王としての器
「一旦、休憩しよう」
その言葉にシドーへ剣を下ろし、疲労からか床に倒れ込んだ。
魔王城の訓練室。
魔王の攻撃力にも耐えられるその部屋で、ビリーとシドーは剣の特訓をしている。
全盛期の勇者時代にはまだまだ及ばないが、
時折、その片鱗を見せる程度には力を戻していた。
(流石に飲み込みが早い、人類トップの戦闘力だった事はある)
「スキルメモリー」という考え方がある。
ブランクで衰えたり忘れたりしたスキルは、本人が忘れていても無意識で覚えている。
しばらく馬に乗って無くても、馬には乗れるのはスキルメモリーの効果だ。
過去のトレーニング内容を再現し、要所を押さえる事で
数年間かけて鍛えたスキルを、数ヶ月で取り戻すことが出来る。
過去の苦労は、今を裏切らないのだ。
(だが、事はそう単純じゃない)
とビリーは思う。
一度失ったスキルの回復がどれだけ大変かは、ビリーが痛感している。
頂点から転げ落ちた人間がもう一度頂点に上り詰めるのは、何よりも精神的な苦痛を伴う。

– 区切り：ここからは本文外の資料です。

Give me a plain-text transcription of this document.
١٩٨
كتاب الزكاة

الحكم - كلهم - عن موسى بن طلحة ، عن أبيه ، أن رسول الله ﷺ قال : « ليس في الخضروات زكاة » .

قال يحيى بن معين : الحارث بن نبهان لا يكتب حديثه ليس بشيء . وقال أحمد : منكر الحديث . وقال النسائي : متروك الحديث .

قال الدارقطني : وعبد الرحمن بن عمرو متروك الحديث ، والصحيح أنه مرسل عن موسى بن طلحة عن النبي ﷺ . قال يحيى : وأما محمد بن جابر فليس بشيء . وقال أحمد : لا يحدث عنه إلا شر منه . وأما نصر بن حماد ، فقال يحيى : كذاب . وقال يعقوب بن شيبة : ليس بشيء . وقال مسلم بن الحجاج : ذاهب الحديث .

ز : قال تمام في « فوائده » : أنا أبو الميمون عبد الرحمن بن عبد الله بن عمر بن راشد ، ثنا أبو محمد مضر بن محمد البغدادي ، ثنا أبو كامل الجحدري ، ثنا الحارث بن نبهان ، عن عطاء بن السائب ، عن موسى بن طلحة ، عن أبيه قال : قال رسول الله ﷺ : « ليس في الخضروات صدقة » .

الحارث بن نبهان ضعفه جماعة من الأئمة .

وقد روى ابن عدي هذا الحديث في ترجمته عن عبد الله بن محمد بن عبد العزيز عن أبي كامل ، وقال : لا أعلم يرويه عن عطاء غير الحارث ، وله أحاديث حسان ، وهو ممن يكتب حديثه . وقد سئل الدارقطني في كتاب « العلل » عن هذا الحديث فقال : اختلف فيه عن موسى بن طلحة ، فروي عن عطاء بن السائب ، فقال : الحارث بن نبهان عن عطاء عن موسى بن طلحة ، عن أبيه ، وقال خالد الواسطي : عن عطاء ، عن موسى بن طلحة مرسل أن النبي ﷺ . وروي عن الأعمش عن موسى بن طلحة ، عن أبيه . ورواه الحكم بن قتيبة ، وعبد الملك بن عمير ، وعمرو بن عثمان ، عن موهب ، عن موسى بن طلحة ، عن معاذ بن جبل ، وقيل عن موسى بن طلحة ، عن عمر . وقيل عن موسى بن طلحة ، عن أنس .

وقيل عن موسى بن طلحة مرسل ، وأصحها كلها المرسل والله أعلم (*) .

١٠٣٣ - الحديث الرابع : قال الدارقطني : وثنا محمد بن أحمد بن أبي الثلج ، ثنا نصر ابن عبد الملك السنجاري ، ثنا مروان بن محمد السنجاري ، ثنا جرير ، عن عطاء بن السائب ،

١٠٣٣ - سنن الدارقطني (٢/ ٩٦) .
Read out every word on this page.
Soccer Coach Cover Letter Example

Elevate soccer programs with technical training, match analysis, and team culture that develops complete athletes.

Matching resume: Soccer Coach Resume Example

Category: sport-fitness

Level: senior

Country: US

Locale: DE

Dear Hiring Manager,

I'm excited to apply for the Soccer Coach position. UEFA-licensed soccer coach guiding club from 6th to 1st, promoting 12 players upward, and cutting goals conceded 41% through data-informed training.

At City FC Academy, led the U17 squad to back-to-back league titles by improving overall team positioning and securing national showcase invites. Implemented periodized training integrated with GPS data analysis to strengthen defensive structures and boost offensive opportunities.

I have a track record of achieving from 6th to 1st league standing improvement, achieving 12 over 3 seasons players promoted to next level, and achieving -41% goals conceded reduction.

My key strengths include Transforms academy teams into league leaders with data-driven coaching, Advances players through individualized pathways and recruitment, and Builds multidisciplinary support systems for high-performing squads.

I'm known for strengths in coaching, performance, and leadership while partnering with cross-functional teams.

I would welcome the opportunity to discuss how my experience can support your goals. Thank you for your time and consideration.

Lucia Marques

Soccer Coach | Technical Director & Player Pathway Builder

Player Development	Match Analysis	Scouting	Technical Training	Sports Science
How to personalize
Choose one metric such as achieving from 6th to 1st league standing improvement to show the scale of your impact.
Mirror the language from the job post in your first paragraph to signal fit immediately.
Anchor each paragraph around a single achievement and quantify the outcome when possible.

失った時間、誇りが重しとなり、登ろうとする足を絡め取るのだ。
これから登る道がどれほど厳しいかを知っており、
失った栄光がもう戻らないことを知っている。
未来と過去の間に挟まれ身動きが取れなくなるのだ。
(だが、シドーにはソレがない)
彼は愚直に今だけを見ている。
何故、それが出来るのだろうか。
「俺は頭が悪いからな」
シドーはこともなげに言う。
「先のことは分からんし、昨日の事は忘れる、
前を向いて今日を生きるだけの頭しか無い
……なぁに周りが助けてくれるから心配してないさ」
そう言って大笑いするシドーをビリーは羨ましく思った。
「アンタみたいに、生きていれば世界中の不幸は半分になるだろうな」
「それは困るな……世界が崩壊しちまう、なにせ、」
「違わねぇ」
と言って二人して笑う。
「アンタは復讐と無縁そうだな……良いことだ」
本人の口から、自らが追放された経緯を聞いている。
並の人間なら魔王の力を手に入れた途端に怒りに任せて人類を滅ぼしにかかるだろう。
だが、シドーは一向にその気配を見せない。
「復讐か」
シドーは少し真面目な表情をする。
「俺にはわからんよ……わかりたくもないね、面倒が増えるだけだ」
「面倒ね……」
確かにそうかもしれない。
復讐を遂げても得るものは何もない。
満足した、という結果だけだ。
世の中は何も変わらない。
だが、理屈では理解できても、本能がそれを許してくれないのだ。
「セーラの復讐を止められるのはアンタだけだろうな」
いっさいの疑いや迷いがなく、心を縛られない男。
相手が殺しに来ても、愛せる男。
王としての器を持つ男。
「当然だ」
シドーは立ち上がり、剣を構える。